Il y avait six mois que le colonel était gouverneur de la province d’Avila, quand il reçut une lettre du roi le prévenant que dix mille hommes marchaient sur lui par le Puerto de Pico. Il répondit au roi que ce n’était pas dix mille hommes, mais soixante-dix mille. Il venait, en effet, d’apprendre que l’armée anglo-portugaise allait sur Madrid, et que son avant-garde, commandée par le duc d’Albuquerque, était déjà à Oropesa. Le major général des armées du roi, songeant à l’isolement d’Avila dans la montagne, envoya aussitôt au colonel l’autorisation de se replier sur Ségovie ; mais le colonel, qui savait l’importance d’Avila pour les communications avec Valladolid et Burgos, répondit qu’il aimait mieux s’y faire tuer. — Il s’y enferma et s’y maintint, et les deux armées françaises purent communiquer entre elles de Talavera à la rive gauche du Tormès. Après la retraite de Welhington, le roi reconnut le service que lui avait rendu la fermeté du colonel par le grade de maréchal de camp, par un million de réaux (deux cent cinquante mille francs) en cédules hypothécaires, et par l’inspection générale de tous les corps formés et à former. Bientôt après, le jeune général fut fait commandeur de l’ordre royal d’Espagne.

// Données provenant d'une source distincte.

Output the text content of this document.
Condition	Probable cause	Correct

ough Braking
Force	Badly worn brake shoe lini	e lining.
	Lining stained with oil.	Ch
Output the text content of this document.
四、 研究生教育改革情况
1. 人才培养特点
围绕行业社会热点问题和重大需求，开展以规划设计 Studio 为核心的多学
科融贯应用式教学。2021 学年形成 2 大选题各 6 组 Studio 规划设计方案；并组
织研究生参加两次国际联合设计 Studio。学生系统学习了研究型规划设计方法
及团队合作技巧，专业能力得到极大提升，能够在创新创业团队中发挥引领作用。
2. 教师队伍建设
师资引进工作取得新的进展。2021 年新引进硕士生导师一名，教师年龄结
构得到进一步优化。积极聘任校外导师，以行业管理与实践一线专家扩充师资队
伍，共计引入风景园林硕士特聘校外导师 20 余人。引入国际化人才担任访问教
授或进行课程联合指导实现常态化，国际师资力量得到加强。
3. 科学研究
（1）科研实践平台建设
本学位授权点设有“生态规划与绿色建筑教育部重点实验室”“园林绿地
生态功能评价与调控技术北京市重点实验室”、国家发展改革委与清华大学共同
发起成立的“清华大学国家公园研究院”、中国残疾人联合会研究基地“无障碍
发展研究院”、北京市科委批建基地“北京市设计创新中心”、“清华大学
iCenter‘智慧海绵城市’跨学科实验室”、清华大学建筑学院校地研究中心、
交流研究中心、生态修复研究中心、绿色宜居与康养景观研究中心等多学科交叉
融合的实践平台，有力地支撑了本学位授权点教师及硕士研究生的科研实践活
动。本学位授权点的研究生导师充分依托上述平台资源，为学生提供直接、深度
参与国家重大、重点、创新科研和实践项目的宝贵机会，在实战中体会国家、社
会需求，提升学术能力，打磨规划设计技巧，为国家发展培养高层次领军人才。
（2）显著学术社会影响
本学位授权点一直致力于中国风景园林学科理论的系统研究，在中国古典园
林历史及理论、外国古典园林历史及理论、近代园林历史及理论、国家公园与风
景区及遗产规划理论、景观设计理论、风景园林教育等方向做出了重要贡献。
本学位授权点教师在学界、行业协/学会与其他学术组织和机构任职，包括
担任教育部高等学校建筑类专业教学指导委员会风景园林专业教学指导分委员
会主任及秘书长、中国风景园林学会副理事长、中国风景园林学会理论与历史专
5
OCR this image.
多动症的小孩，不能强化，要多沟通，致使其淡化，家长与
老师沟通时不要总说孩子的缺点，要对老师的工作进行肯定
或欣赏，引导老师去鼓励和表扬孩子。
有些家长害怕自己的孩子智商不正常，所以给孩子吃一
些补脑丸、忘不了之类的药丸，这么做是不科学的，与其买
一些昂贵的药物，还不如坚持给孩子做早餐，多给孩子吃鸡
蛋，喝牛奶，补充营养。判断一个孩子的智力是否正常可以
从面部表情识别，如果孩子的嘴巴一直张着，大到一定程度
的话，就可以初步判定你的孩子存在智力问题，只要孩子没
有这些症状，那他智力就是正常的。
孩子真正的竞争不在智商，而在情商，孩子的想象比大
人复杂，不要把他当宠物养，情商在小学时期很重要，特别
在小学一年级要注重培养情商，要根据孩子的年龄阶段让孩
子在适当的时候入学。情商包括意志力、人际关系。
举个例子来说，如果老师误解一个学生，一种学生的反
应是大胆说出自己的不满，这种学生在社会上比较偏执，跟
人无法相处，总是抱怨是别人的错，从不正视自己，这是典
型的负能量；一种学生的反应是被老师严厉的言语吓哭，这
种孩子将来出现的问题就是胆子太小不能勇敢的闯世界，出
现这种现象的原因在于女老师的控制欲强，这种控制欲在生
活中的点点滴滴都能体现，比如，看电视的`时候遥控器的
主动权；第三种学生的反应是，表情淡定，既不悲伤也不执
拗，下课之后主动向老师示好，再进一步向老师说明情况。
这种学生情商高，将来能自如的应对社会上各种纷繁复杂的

Les affaires devinrent meilleures pour les français. Le maréchal Soult gagna la bataille d’Ocaña, le général Kellermann eut l’avantage sur le Tormès, et Ballesteros dut se retirer sous le canon de Ciudad-Rodrigo. La province d’Avila n’eut plus contre elle que les guérillas, découragées la plupart par la défaite des alliés et par les dénonciations des paysans. Plusieurs se soumirent ; la lutte devint moins féroce. Jusque-là, tout "insurgé" était considéré comme bandit et, s’il était pris, fusillé ; les guérillas, par représailles, fusillaient leurs prisonniers. Le gouverneur d’Avila leur avait fait offrir plusieurs fois d’épargner ses prisonniers si elles voulaient épargner les leurs. Une guérilla venait encore de répondre à son offre en fusillant cieux de ses domestiques surpris à une porte d’Avila et un convalescent auquel son médecin avait ordonné une promenade. Une autre s’apprêtait à fusiller des français à Blasco Sancho ; les habitants intervinrent ; tous, le curé en tête, accoururent et déclarèrent qu’on ne tuerait pas de prisonniers chez eux, que le général Hugo épargnerait les espagnols si on épargnait les français, et qu’en fusillant leurs prisonniers les guérillas fusillaient leurs camarades. Le chef résistait, mais ses hommes furent frappés du raisonnement et refusèrent de tirer. Quelque temps après, un chef de partisans, appelé Garrido, ayant été pris, fut bien étonné quand, au lieu de le fusiller, on le soigna d’une blessure qu’il avait reçue. Sa troupe, qui sut comment on l’avait traité et sa guérison, écrivit au gouverneur une lettre de remerciements, avec promesse de faire comme lui à l’avenir. Cela se répandit, les égorgements de prisonniers cessèrent dans la Vieille-Castille, et l’on s’y battit avec ce que la guerre permet d’humanité.

La manière dont le gouverneur d’Avila avait conservé et administré sa province engagea le maréchal Soult, major général des armées du roi, à lui donner deux autres provinces, ce qui lui fit un gouvernement considérable, comprenant Avila, Ségovie et Soria. Il avait à surveiller toute la rive droite du Tage jusqu’à la frontière du Portugal. Il quitta Avila, et vint établir son quartier général à Ségovie, centre de son commandement.